Hazards: Control • beq is the only instruction in this set that causes a control hazard. • When beq is decoded in ID: • A branchPending flag is set by ID. • branchPending=1 causes the instruction following the one decoded to be removed. • IF idles while a branch is pending; it can only resume in the cycle afterbranchPending has been reset (be careful about how you implement this since you are calling IF() after EX() in your simulation!). • The branch is resolved in EX. • If branch is taken, PC is set to point to the target instruction, else to the next instruction immediately following the beq. • EX resets branchPending.
Hazards: Data • Three types of data hazard: RAW, WAR, WAW. • Due to the linear nature of the simple MIPS pipeline, MIPS is only subject to RAW hazards. • Detected in the ID stage. • ID checks to see if any latch in front of it has an instruction producing data that will be consumed by the instruction it is decoding. • If so, hold that instruction in ID until all such hazards resolve.
Statistics • Stage Utilization: Fraction of cycles for which the stage is doing useful work. • Useful work does NOT include waiting for some hazard to clear. • Keep a counter in each function which counts the number of cycles the stage has been busy. • Global. • Static. • Remember to initialize all counters!
Implementation: IF Stage • Takes the PC value and fetches the appropriate instruction from the Instruction Memory (takes c cycles for this). • Sends the instruction along with its PC value to the next stage. • Freezes whenever instructed to (IF_ID latch full or branchPending set). • Increments PC and starts fetching next instruction unless it is made to freeze. • Increments usefulCyclesIF counter whenever it is doing useful work.
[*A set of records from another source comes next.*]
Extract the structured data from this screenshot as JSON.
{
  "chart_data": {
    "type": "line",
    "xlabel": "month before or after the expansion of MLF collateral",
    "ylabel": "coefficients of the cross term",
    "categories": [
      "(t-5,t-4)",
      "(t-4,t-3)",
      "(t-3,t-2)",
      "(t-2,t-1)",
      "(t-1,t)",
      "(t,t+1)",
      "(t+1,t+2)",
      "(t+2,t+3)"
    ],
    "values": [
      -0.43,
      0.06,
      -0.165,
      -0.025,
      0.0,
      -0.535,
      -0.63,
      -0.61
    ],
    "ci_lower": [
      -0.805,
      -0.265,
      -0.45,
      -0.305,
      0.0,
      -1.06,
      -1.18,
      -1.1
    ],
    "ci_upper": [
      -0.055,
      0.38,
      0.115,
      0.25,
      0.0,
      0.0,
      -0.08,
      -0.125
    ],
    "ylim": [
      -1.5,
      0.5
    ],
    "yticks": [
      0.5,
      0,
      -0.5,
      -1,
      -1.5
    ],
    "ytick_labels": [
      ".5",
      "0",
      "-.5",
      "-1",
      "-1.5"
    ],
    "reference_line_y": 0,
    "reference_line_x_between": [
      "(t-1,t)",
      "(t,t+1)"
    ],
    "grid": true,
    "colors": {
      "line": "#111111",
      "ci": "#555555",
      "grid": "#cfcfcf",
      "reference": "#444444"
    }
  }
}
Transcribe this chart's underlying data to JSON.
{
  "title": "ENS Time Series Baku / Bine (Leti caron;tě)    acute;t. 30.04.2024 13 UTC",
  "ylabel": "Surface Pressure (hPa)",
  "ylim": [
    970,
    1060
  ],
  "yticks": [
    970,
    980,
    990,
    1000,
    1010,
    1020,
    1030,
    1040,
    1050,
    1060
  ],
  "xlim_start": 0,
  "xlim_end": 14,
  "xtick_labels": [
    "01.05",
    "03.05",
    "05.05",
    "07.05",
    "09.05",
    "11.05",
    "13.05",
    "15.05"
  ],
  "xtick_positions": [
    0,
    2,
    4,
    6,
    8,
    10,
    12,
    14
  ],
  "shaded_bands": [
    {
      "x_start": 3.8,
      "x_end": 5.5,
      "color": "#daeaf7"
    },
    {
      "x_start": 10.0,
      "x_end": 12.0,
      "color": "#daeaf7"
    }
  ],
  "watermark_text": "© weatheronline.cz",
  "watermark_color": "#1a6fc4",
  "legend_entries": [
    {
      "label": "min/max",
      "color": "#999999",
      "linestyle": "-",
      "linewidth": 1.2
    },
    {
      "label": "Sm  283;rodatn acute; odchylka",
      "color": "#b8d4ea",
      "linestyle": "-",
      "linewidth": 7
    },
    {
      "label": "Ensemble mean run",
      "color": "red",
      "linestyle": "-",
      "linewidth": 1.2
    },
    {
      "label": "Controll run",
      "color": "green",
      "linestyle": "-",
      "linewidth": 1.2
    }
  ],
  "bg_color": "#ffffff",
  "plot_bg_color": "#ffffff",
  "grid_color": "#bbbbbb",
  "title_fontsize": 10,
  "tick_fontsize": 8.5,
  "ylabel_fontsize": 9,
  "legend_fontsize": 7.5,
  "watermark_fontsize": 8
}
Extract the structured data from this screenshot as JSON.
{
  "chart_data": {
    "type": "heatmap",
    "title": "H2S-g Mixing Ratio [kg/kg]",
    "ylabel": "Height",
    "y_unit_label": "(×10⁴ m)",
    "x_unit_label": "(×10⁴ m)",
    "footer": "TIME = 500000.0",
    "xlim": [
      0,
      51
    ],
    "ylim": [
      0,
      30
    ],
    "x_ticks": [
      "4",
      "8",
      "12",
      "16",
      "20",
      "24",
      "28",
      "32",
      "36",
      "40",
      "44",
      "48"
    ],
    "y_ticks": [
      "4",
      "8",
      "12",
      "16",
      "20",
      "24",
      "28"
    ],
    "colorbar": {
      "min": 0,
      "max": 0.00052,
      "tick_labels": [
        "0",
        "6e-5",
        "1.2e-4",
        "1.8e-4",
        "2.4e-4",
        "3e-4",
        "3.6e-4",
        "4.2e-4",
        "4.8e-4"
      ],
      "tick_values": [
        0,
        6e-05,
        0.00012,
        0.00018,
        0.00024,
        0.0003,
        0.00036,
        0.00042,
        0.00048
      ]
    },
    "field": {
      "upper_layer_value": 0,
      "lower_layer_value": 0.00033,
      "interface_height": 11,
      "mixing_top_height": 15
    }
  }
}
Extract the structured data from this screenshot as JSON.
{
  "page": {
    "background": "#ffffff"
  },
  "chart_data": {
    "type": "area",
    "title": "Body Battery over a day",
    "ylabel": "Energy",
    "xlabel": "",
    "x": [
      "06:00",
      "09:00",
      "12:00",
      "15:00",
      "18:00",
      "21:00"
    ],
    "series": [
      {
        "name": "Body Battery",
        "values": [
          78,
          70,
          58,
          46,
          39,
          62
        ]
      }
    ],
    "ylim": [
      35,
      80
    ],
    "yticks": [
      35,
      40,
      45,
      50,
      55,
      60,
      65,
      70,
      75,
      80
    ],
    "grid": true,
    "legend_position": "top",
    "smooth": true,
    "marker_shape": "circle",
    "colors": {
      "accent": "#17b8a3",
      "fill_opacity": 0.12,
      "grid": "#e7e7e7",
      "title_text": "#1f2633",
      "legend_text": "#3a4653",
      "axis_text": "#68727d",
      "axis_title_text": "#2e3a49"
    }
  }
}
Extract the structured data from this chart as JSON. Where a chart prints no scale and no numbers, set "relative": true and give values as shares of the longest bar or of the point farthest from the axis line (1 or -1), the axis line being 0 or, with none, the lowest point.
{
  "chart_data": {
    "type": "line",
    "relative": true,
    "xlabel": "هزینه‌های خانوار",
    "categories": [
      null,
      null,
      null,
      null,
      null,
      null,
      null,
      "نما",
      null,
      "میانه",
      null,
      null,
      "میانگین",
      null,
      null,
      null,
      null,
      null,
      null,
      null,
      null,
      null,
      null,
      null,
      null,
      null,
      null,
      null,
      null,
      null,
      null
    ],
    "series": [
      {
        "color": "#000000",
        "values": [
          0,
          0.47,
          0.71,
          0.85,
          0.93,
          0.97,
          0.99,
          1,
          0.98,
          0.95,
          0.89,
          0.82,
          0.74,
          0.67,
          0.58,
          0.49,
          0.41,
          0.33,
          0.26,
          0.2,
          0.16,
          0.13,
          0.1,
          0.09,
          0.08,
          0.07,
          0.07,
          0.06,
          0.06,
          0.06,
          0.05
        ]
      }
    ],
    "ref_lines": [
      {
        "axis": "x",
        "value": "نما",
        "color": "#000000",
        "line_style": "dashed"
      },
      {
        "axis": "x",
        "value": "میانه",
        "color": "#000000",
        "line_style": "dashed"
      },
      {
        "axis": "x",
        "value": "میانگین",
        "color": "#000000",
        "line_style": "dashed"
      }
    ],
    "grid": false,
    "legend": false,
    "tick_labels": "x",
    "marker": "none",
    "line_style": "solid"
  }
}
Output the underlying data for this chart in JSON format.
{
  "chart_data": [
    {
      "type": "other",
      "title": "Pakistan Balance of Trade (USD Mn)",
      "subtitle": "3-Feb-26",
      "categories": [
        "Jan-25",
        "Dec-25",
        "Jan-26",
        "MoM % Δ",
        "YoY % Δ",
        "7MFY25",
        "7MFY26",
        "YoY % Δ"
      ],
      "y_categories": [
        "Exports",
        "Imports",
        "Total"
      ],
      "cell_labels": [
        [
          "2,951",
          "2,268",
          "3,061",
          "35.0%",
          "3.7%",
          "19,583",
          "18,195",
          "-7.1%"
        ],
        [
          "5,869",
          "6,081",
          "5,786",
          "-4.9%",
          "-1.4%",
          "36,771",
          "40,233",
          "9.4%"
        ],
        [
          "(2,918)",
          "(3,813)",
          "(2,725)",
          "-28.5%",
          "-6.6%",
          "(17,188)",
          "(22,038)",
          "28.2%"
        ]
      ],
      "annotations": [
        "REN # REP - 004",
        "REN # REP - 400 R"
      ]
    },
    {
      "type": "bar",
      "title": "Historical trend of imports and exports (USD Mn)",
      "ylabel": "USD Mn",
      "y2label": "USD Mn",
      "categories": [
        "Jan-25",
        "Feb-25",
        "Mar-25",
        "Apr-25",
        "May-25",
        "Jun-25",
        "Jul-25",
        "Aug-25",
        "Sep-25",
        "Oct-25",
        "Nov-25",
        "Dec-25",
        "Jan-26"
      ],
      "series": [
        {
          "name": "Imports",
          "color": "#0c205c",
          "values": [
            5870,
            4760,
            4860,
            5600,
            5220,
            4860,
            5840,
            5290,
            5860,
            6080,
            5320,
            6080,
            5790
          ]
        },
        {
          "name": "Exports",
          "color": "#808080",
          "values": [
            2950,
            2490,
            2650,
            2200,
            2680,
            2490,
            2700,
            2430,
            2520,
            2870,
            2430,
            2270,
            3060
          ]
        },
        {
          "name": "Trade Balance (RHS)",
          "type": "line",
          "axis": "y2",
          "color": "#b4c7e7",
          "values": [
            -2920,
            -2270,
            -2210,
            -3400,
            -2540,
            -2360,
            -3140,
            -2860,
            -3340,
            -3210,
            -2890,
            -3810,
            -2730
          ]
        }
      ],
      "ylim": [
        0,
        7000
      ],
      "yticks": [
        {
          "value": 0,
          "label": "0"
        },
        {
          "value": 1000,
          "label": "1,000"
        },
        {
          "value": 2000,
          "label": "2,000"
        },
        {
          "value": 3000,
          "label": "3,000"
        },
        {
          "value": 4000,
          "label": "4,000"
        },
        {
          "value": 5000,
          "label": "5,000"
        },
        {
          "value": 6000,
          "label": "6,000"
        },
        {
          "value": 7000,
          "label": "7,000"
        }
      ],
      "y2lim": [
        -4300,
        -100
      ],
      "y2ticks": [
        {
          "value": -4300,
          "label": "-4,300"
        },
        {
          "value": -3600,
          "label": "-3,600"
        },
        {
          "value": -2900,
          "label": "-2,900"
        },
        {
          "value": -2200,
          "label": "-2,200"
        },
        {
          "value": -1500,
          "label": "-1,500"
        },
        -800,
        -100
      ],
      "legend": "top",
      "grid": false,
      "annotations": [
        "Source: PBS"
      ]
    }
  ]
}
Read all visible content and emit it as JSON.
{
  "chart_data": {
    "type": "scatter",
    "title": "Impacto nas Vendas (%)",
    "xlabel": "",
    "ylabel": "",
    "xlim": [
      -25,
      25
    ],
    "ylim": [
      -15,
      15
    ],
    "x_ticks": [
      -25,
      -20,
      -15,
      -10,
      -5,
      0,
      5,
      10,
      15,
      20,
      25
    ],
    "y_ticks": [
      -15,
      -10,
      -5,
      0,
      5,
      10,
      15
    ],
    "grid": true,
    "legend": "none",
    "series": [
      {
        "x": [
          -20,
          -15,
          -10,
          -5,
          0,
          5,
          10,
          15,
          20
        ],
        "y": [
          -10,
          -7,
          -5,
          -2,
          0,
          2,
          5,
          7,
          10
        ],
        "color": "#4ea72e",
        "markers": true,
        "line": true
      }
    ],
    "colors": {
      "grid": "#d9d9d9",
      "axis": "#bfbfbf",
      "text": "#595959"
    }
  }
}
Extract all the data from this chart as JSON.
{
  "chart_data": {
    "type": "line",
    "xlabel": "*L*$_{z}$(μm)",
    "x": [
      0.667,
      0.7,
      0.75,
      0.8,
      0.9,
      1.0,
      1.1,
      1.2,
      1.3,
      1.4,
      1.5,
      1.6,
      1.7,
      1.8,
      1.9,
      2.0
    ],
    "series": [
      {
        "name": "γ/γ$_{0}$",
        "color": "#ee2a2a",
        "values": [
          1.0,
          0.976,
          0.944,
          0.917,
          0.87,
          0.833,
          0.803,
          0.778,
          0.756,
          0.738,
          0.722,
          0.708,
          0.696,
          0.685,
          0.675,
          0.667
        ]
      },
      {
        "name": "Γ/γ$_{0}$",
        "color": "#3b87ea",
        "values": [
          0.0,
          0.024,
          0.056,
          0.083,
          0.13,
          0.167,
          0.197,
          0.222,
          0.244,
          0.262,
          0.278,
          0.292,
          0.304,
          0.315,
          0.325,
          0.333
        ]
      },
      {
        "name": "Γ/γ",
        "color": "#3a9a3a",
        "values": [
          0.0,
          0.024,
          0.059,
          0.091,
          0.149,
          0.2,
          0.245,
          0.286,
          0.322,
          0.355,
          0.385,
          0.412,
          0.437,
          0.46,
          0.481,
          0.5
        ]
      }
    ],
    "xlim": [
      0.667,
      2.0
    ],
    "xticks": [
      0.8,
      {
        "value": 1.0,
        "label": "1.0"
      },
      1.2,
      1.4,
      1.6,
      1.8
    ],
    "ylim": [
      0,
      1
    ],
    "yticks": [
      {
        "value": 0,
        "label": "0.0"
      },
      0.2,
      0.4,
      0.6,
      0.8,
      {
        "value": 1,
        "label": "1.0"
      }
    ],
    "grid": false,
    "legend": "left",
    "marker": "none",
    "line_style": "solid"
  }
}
Implementation: ID Stage • When IF_ID latch has a valid element, decodes the instruction. • Detects all data hazards. • If the instruction is beq, sets branchPending flag. • Waits for any structural hazards to clear. • Fetches the operands for use by the EX stage and places them in the ID_EX latch.
Implementation: EX Stage • Does not need to worry about data or control hazards; these have been resolved by the time this instruction has got to EX. • Calculates the result of the requested operation: this takes m cycles for MULT and n cycles for all other operations. • If the EX_MEM latch is free, places the result in this latch and clears the ID_EX latch for use by ID; else waits for the EX_MEM latch to clear.
Implementation: MEM Stage • All non-memory instructions simply pass through this stage. • lw and sw instructions involve memory access which takes c cycles. • sw instructions complete at MEM; the result for lw is passed to the WB stage along with the instruction. • Does MEM have to worry about structural hazards?
Implementation: WB Stage • Has no latch in front of it; hence no structural hazards can impede it. • Takes just one cycle. • Does nothing for beqand sw instructions.
Submission • Summary sheet on Moodle • Authorship/testing information. • Call graph of code • Testing procedures used • Assertions used • Results (Seven tables: one for each of the programs provided on the course website). • Upload program code on quark. • Only a single file should be uploaded: no zipfiles. • ONLY ONE COPY PER GROUP SHOULD BE SUBMITTED.